I mean, I understand. This is in many ways not an important election, but also is an important election because all elections are. When the Washington State Election Voters' Pamphlet showed up a couple weeks back, and it was a bit ... anemic, in the words of a friend. All the major statewide offices were up last year, and the only candidate for judge on my ballot (Court of Appeals, Div 11, Dist 1) is running unopposed (This outlet does not endorse in situations where there is only one candidate, but merely offer our congratulations).
In addition to a sparsity of statewide measures, the ballot leads off with is the lamest of the lame. We have is a trio of dreaded advisory votes, the lasting political legacy of anti-tax grifter and accused chair thief Tim Eyman. You've heard me whinge about advisory votes before - badly worded questions that scare people about tax measures that don't necessarily affect them. Close a loophole? That's a tax measure. Continue a tax? That's a tax measure. Fix a previous measure? Oh yeah, that's a tax measure.
And it doesn't mean much, other than a push-poll to allow you to growl at Olympia for using your hard-earned dollars for the community good. It is electoral spam. It wants to know if you want to sell your house. It's been trying to get in touch with you about your car's warranty. It claims to be from the Social Security administration, and wants you to know that it will be dispatching officers to your house unless you buy it a gift card. At its most charitable, it is a way of taking the political body's temperature, but not a very good one.
It is so bad that both the Seattle Times and the Stranger agree that it is pretty miserable as a method of trying direct democracy.
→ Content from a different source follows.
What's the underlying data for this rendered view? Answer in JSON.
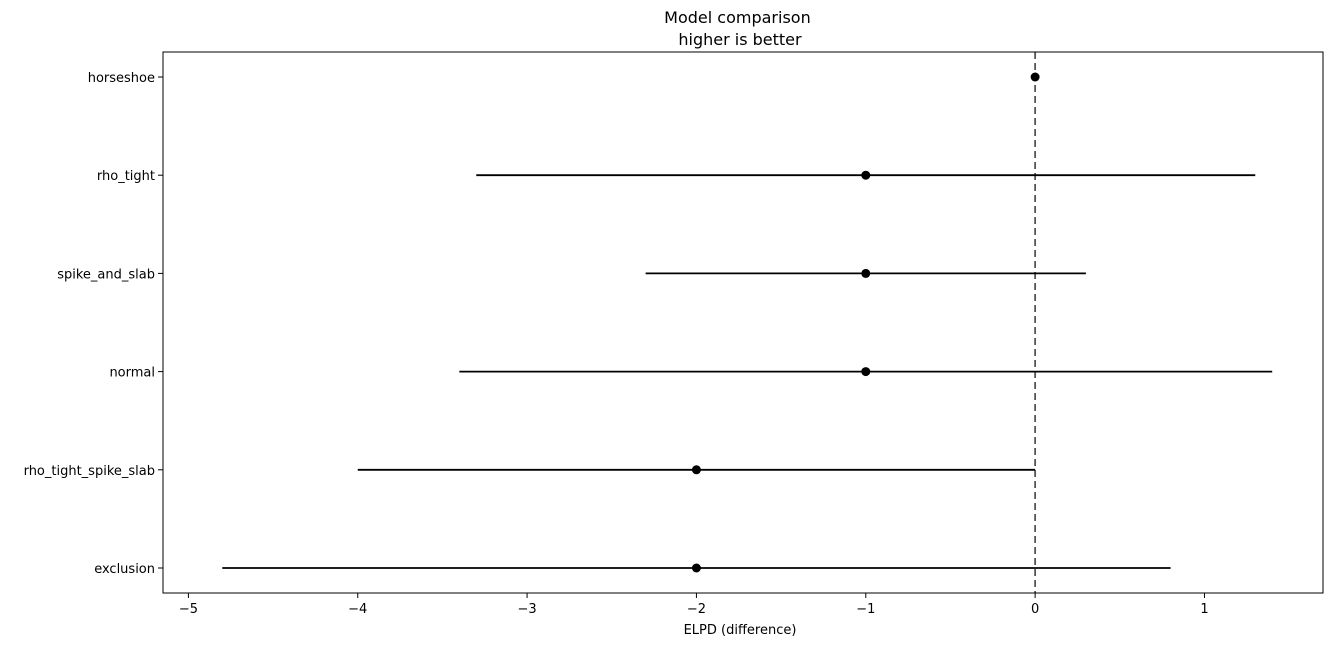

AND the local progressives have put a web site, stating a lot of what I've been saying for years - that this a waste of time and effort, is used badly, and you should vote Maintained anyway.
OK, enough kvetching. Here is what they got.
Advisory Vote No. 36 - Engrossed Second Substitute House Bill 1477 - A tax on telephone lines to help expand and fund behavioral crisis response and suicide prevention. Yeah, Vote Maintained.
Advisory Vote No. 37 - Engrossed Substitute Senate Bill 5096 - A tax on Capital Gains over a quarter of a million bucks. You made over a quarter of a million bucks on Capital Gains? How nice. This is a pin-prick of a tax operating at that level, so naturally it must be stopped. Yeah, vote Maintained.
Advisory Vote No. 38 - Second Substitute Senate Bill 5315 - A tax on captive insurers. What is a captive insurer? It is when a company forms its own insurance company to offer insurance, effectively paying itself for health care without supervision and avoiding taxes that other insurance companies must pay. This closes a loophole in the existing laws, so, naturally, so it must be stopped. And of course, I say vote Maintained.